Bajar la espasticidad no es una solución mágica, pero sí representa una mejora sustantiva en la calidad de vida de Agustín. "El objetivo es darle lo mejor, darle todo lo que estuviese a nuestro alcance para lograr mejoras que permitan proyectar a futuro", señaló su padre, Daniel, quien además es docente y destaca el valor de las trayectorias cuidadas.
Para los padres, la mayor fortaleza de su hijo es su sistema emocional y su capacidad de conexión. A pesar de las limitaciones físicas, Agustín se mantiene "en tiempo y espacio", atento a las explicaciones de sus profesores y plenamente integrado a su entorno social. Esa resiliencia es el motor que impulsa esta nueva campaña, que busca darle una herramienta más para su desarrollo cognitivo y físico.

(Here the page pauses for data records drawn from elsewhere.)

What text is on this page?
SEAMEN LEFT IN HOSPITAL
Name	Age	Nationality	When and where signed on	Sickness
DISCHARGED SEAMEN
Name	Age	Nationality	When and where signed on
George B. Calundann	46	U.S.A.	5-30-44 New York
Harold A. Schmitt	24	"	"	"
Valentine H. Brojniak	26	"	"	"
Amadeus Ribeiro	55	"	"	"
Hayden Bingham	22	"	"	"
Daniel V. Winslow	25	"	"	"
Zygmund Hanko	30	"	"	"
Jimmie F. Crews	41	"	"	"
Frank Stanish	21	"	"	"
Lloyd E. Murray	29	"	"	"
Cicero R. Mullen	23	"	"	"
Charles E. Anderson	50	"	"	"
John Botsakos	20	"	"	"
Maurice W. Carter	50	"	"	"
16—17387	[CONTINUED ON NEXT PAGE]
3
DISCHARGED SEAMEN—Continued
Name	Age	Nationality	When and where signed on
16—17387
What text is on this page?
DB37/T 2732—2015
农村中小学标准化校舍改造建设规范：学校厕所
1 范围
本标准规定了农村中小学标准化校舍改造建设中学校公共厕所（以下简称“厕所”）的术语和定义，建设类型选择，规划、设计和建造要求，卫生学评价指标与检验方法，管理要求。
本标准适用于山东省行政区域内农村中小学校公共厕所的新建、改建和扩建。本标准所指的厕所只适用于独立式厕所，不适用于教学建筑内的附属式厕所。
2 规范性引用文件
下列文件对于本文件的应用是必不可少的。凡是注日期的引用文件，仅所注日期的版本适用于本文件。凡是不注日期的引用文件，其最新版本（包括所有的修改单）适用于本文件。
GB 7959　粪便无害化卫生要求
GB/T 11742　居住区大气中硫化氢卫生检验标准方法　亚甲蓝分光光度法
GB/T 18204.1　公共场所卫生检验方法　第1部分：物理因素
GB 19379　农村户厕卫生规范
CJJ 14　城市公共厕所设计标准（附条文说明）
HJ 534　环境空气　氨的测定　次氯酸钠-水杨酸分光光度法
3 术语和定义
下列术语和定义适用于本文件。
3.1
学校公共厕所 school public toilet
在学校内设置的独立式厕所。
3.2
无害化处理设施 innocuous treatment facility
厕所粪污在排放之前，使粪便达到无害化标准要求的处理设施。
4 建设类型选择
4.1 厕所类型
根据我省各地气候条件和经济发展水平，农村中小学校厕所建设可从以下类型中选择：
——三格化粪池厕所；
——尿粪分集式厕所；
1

El aporte de la comunidad emprendedora
La campaña solidaria nació de la necesidad de alcanzar una cifra cercana a los 18 millones de pesos. Daniel y Daniela apelaron a la creatividad para recaudar fondos. Inicialmente, aprovecharon el fervor mundialista para vender camisetas y artículos de la selección argentina en la feria de Apymet. Sin embargo, el gran impulso llegó cuando se acercaron a la Feria de la Comunidad Emprendedora, coordinada por la Municipalidad de Tandil.
Aunque la normativa de la feria no permite la reventa de productos, los emprendedores locales se solidarizaron de inmediato y propusieron alternativas. Así surgió la idea de organizar una rifa de mil números, cuyos premios son donados por los propios feriantes. Los distintos grupos de la feria se encargan de vender 200 números cada uno, mientras que la familia gestiona el resto. "Es un trabajo colectivo que redunda en el hecho de que Agustín esté donde está hoy", destacó su padre.
La campaña contó con un punto neurálgico en el stand de la tía de Agustín, quien elabora fragancias y perfumes. En su espacio se instaló durante el fin de semana una urna para donaciones y se distribuyó folletería informativa. El apoyo institucional también se hizo presente a través del municipio, que otorgó un permiso especial para que la familia venda camisetas de Argentina frente a la Escuela N° 22 durante los días previos de los partidos de la selección.
A pesar del pudor inicial que les provocó pedir ayuda, los padres de Agustín entendieron que la magnitud del costo del tratamiento hacía imposible encararlo solos. Hoy, confían en la potencia de las redes sociales y en la solidaridad de los tandilenses para llegar al objetivo. La meta parece lejana, pero el compromiso de la comunidad y la sonrisa de Agustín mantienen firme la esperanza de concretar un viaje transformador a Córdoba.